I had been baking my "World Famous Coconut Macaroons" for years before I found out about my gluten trigger. My husband had requested coconut macaroons during one of my also world famous baking marathons. I poured thru reciepes, made adjustments and came up with this family favorite cookie reciepe. This is how I make it thru Christmas Cookie Season at my house and has been requested by most anyone who has tried them. They are chewy (what I miss the most about flour based cookies) and addictive. Try drizzeling a little chocolate over them or adding dried cherries (or BOTH) and you will have your go-to bindge snack naturally gluten-free!
14 oz shredded coconut
14 oz sweetened condensed milk
1 t vanilla
2 large egg whites @ room temperature
1 t cream tarter
½ c. confectioner’s sugar for dusting
In a large bowl, combine coconut, condensed milk & vanilla. Using a stand-mixer, whip egg whites until firm peaks form. Gently stir whites & cream of tartar into the coconut mixture until combined. Do not over stir.
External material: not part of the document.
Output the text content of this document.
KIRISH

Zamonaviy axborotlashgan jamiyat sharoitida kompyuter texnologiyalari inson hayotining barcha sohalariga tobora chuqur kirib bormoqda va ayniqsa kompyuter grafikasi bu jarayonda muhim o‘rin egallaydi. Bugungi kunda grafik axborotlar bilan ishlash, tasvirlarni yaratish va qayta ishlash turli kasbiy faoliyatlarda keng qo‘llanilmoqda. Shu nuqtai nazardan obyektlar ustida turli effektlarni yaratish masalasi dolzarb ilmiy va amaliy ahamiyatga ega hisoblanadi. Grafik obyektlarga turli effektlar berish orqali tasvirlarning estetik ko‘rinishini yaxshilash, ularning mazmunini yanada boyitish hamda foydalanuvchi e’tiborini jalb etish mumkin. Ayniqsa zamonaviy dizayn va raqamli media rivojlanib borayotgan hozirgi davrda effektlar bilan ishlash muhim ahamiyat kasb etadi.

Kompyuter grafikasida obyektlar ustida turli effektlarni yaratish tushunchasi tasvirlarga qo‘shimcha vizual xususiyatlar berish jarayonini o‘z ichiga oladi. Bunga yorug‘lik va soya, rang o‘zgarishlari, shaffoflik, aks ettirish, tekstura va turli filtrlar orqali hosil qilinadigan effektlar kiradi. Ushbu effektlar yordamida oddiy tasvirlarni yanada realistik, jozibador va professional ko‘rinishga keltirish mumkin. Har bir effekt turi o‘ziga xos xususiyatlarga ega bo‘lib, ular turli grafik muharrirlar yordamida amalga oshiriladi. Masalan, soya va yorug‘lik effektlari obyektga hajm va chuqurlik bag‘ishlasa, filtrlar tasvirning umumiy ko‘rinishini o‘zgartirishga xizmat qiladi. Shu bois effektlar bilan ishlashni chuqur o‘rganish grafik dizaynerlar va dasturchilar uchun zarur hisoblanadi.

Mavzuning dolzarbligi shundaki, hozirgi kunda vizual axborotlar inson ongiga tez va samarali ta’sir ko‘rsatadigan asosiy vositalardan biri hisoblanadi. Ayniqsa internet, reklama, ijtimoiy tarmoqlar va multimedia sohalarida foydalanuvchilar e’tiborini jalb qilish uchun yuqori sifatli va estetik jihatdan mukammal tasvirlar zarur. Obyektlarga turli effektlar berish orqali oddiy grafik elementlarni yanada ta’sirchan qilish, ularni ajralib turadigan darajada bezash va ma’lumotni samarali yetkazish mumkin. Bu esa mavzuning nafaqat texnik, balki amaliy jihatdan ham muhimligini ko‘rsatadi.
Using a cookie scooper, drop balls of mixture onto a parchment paper lined baking sheet. Bake at 350 degrees for 12-15 mins or until flecks of deep brown appear on the very top. Let cookies cool 1-2 min’s on pan, then transfer to plate of confectioner’s sugar to dust bottom before serving. (this will prevent cookie from sticking to plate)
Store in a sealed container on counter for 3 days, or in freezer for up to one month.